Ya llegaría el día en que decidiría comprarme un vestido nuevo. Por lo pronto, los de ella eran hermosos, con grandes estampados de flores, rayas y cuadros.
Me coloqué los guantes mientras la abuela acomodaba el sombrero en mi cabeza y repasaba mi boca con su labial rojo.
—Solo un poquito. —Me guiñó un ojo.
Llegamos a la sala. Mamá y el abuelo nos esperaban en el sillón cubierto de plástico, veían una repetición de What’s my line. Ambos se pusieron de pie. Ella corrió a abrazarme. El abuelo irradiaba felicidad… Hasta que se fijó en mi rostro.
—Esos labios —me amonestó.
—Padre, déjala. —Mamá acomodó mi cabello ondulado producto de los rulos. Se le veía feliz—. Es solo por hoy, recuerda que vamos a celebrar.
—Nunca me ha gustado. —El rostro del abuelo se mantuvo adusto y pensé que tendría que quitarme el cosmético.
—Te casaste conmigo, ¿no? —intervino la abuela.
—Exacto. Tú eres una mujer casada. De ella van a pensar que es una aprendiz de flapper.
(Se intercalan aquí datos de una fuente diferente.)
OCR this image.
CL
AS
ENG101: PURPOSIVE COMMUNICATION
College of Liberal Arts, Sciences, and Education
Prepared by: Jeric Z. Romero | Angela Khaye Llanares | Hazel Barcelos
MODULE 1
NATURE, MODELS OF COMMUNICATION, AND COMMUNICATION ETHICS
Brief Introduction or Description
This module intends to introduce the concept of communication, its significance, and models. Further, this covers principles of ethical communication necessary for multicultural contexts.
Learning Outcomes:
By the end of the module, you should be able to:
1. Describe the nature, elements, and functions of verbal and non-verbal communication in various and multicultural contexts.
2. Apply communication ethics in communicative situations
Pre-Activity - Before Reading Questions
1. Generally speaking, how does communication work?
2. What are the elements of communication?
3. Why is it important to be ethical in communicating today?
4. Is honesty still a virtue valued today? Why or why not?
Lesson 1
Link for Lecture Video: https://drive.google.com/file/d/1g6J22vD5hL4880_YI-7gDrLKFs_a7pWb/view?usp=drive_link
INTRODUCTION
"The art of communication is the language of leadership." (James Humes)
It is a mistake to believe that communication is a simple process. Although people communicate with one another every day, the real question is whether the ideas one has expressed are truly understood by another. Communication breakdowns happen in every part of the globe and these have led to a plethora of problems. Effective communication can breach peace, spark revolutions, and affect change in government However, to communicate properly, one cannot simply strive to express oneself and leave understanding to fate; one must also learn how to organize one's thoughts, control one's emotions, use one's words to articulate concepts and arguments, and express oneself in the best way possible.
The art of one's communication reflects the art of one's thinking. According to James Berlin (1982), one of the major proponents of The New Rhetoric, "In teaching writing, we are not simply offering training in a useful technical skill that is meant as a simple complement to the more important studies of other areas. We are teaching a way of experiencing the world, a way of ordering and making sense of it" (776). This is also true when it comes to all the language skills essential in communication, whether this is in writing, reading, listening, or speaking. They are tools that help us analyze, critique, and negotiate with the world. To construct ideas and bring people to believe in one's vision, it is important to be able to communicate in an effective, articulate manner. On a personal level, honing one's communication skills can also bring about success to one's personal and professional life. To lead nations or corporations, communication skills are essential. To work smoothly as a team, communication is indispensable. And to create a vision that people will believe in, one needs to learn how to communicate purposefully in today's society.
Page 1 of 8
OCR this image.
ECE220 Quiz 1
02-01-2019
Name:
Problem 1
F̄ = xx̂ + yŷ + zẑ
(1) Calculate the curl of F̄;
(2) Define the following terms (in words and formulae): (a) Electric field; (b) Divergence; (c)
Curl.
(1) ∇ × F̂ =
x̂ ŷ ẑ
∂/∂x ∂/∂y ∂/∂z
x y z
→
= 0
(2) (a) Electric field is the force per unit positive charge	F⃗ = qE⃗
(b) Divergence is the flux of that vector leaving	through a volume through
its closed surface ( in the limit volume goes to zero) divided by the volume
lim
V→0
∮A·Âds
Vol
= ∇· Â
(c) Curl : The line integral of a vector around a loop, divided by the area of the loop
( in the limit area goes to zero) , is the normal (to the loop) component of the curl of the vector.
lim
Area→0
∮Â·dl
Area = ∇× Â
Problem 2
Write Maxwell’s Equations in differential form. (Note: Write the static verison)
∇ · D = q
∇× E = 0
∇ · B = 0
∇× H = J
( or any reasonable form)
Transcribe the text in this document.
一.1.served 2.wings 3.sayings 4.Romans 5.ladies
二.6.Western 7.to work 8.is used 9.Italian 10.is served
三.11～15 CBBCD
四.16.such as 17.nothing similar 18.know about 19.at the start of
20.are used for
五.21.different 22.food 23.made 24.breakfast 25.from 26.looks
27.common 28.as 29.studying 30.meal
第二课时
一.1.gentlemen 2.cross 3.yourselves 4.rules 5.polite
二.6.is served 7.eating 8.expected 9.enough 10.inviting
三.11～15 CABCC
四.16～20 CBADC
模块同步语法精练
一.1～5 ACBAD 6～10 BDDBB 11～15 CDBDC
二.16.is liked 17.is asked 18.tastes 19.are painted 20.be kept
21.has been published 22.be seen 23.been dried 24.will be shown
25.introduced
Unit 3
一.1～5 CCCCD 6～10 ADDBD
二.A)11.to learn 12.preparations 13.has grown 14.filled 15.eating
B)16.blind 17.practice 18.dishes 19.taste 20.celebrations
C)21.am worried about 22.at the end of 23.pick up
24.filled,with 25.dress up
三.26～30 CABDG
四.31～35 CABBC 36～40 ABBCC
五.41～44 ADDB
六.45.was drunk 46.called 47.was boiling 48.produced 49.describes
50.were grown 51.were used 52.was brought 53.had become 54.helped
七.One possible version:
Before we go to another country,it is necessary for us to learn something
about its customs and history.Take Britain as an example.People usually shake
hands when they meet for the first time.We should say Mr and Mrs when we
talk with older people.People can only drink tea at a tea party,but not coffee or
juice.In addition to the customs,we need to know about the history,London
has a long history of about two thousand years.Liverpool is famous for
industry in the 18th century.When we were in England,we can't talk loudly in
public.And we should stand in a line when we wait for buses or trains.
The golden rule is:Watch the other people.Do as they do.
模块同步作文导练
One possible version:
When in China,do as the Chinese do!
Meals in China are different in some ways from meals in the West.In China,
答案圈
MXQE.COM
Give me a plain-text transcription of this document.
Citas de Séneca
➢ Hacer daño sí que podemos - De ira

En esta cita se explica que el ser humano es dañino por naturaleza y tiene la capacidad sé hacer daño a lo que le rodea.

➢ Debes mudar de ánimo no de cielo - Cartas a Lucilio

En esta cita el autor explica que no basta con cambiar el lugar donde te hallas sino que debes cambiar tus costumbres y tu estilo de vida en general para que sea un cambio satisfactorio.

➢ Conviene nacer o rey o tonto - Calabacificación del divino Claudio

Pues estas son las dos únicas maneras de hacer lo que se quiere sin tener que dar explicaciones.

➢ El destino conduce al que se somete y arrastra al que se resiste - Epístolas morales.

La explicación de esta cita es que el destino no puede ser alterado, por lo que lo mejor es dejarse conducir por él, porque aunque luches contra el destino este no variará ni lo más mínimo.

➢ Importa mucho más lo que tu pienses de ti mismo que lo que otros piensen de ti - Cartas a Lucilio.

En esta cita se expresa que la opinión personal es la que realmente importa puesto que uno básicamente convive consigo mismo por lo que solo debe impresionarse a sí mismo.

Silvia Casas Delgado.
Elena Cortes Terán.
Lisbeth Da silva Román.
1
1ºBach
Mi madre y mi abuela rieron.
—Hacía mucho que no escuchaba esa frase.
Mamá cubrió la boca con la mano para ocultar su sonrisa, si bien el brillo de travesura en su mirada era inconfundible. Entretanto, yo me pregunté qué significaba esa expresión.
Salimos de la casa y subimos al Ford, propiedad del abuelo. Un auto del año veintitrés, sin embargo, lucía como el primer día con los cuidados que le daba. Fue un regalo, y solo se utilizaba para pasear los domingos.
Llegamos a la iglesia y saludamos al reverendo en la entrada. Siempre asistíamos a la primera misa del día. El tiempo era un concepto que debía respetarse y, contrario a cualquier otro día de la semana, el domingo estaba estructurado… Ojalá todos los días fueran así.
El pastor nos recordó el picnic que se celebraría la próxima semana. La abuela contribuiría con su pastel arremolinado de chocolate. Era uno de los pasteles favoritos de la comunidad, sin saber que ella sacó la receta de una revista y que no tenía mantequilla, huevo, ni leche. Era de los días de racionamiento.